07
03/11
Australian Job Advertisements Rose 1.2% in February, ANZ Says
By Michael Heath
March 7 (Bloomberg) — Australian job advertisements rose in February for a 10th straight month, as Queensland state cleaned up from flooding in January.
Jobs advertised in newspapers and on the Internet advanced 1.2 percent from January, when they increased a revised 3 percent, according to an Australia & New Zealand Banking Group Ltd. report released in Melbourne today. Queensland recorded a 30.5 percent surge in newspaper job advertisements, it said.
“The rise is significant enough to raise the possibility that there has been an increase in labor demand over and above the pre-existing trend due to activities associated with clean up and repairs after the recent floods,” Ivan Colhoun, head of Australian economics and property research at ANZ, said in a statement today.

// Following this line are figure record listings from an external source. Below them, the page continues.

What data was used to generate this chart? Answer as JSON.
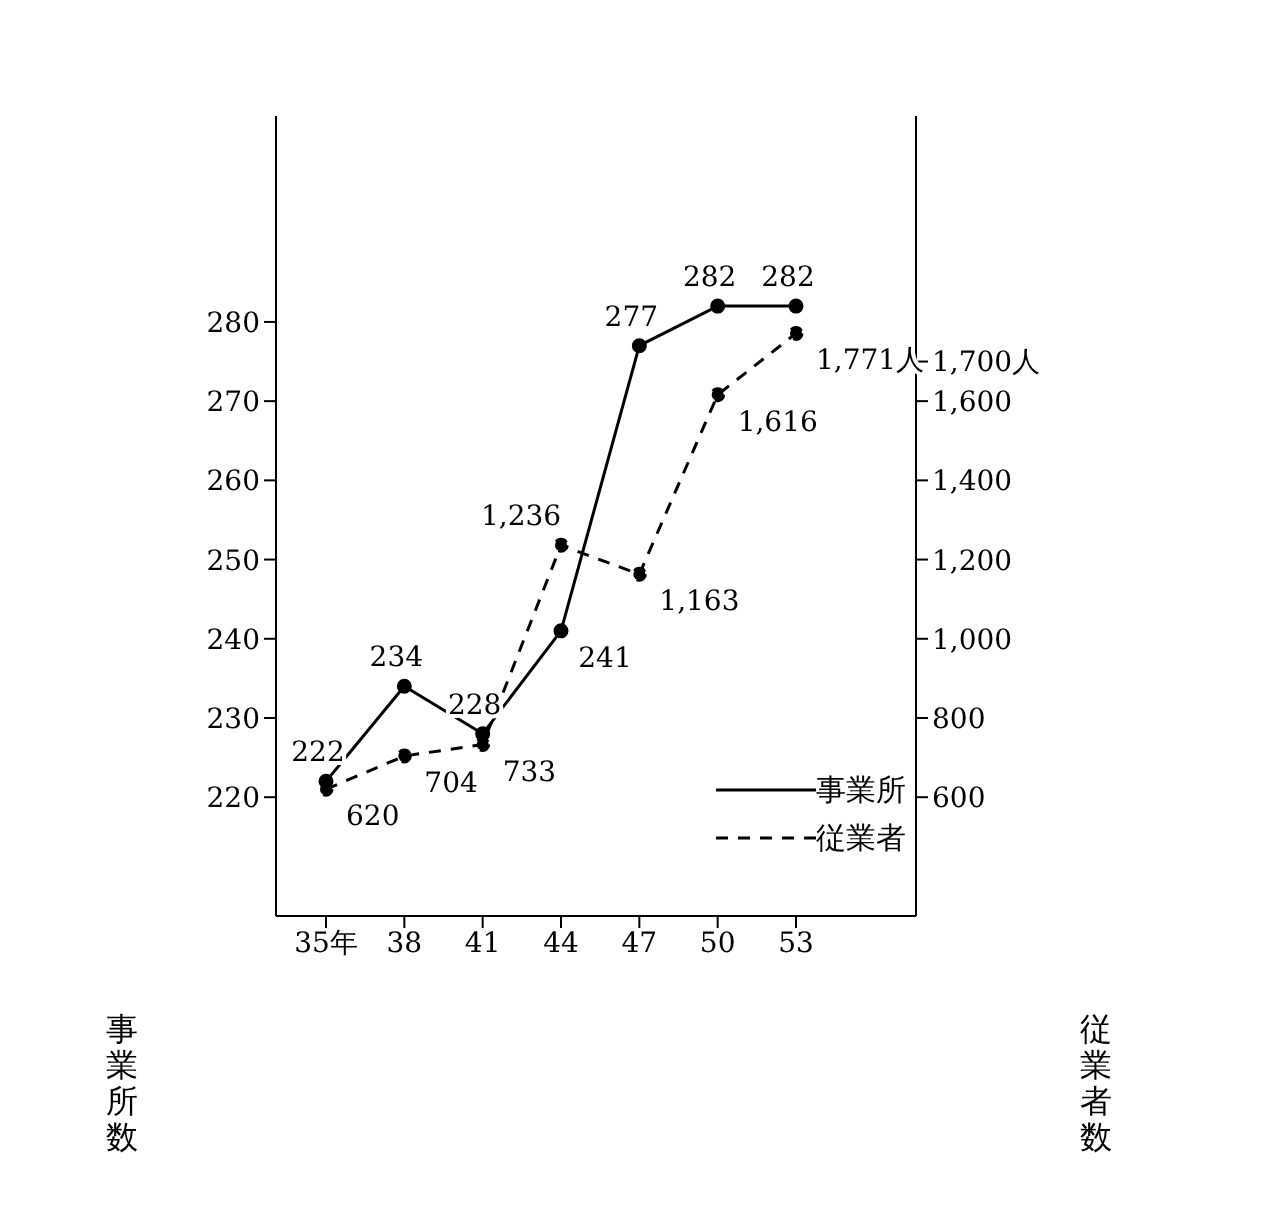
{
  "chart_data": {
    "type": "line",
    "categories": [
      "35年",
      "38",
      "41",
      "44",
      "47",
      "50",
      "53"
    ],
    "ylabel": "事業所数",
    "y2label": "従業者数",
    "series": [
      {
        "name": "事業所",
        "color": "#000000",
        "line_style": "solid",
        "values": [
          222,
          234,
          228,
          241,
          277,
          282,
          282
        ],
        "value_labels": [
          "222",
          "234",
          "228",
          "241",
          "277",
          "282",
          "282"
        ]
      },
      {
        "name": "従業者",
        "color": "#000000",
        "line_style": "dashed",
        "axis": "y2",
        "values": [
          620,
          704,
          733,
          1236,
          1163,
          1616,
          1771
        ],
        "value_labels": [
          "620",
          "704",
          "733",
          "1,236",
          "1,163",
          "1,616",
          "1,771人"
        ]
      }
    ],
    "ylim": [
      205,
      306
    ],
    "yticks": [
      220,
      230,
      240,
      250,
      260,
      270,
      280
    ],
    "y2lim": [
      300,
      2320
    ],
    "y2ticks": [
      {
        "value": 600,
        "label": "600"
      },
      {
        "value": 800,
        "label": "800"
      },
      {
        "value": 1000,
        "label": "1,000"
      },
      {
        "value": 1200,
        "label": "1,200"
      },
      {
        "value": 1400,
        "label": "1,400"
      },
      {
        "value": 1600,
        "label": "1,600"
      },
      {
        "value": 1700,
        "label": "1,700人"
      }
    ],
    "marker": "circle",
    "grid": false,
    "legend": "bottom right"
  }
}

Torrential rains in Queensland in December and January affected about 30,000 properties, shut coal mines, cut rail lines and damaged crops. Australia’s unemployment rate probably held at 5 percent in February, a report will show on March 10, according to a Bloomberg survey of 19 economists.
The Reserve Bank of Australia “will interpret an unchanged unemployment rate as reflecting an economy growing at around a trend rate of growth,” Colhoun said. “This will leave the bank comfortably on hold in the near term.”
Surging shipments of iron ore and coal to China are fueling a jobs boom, prompting the RBA to raise borrowing costs seven times from October 2009 to November last year. It left rates unchanged last week at 4.75 percent for a third straight meeting.
National vacancies advertised in newspapers rose 4.4 percent in February, and Internet notices advanced 1 percent, today’s report showed.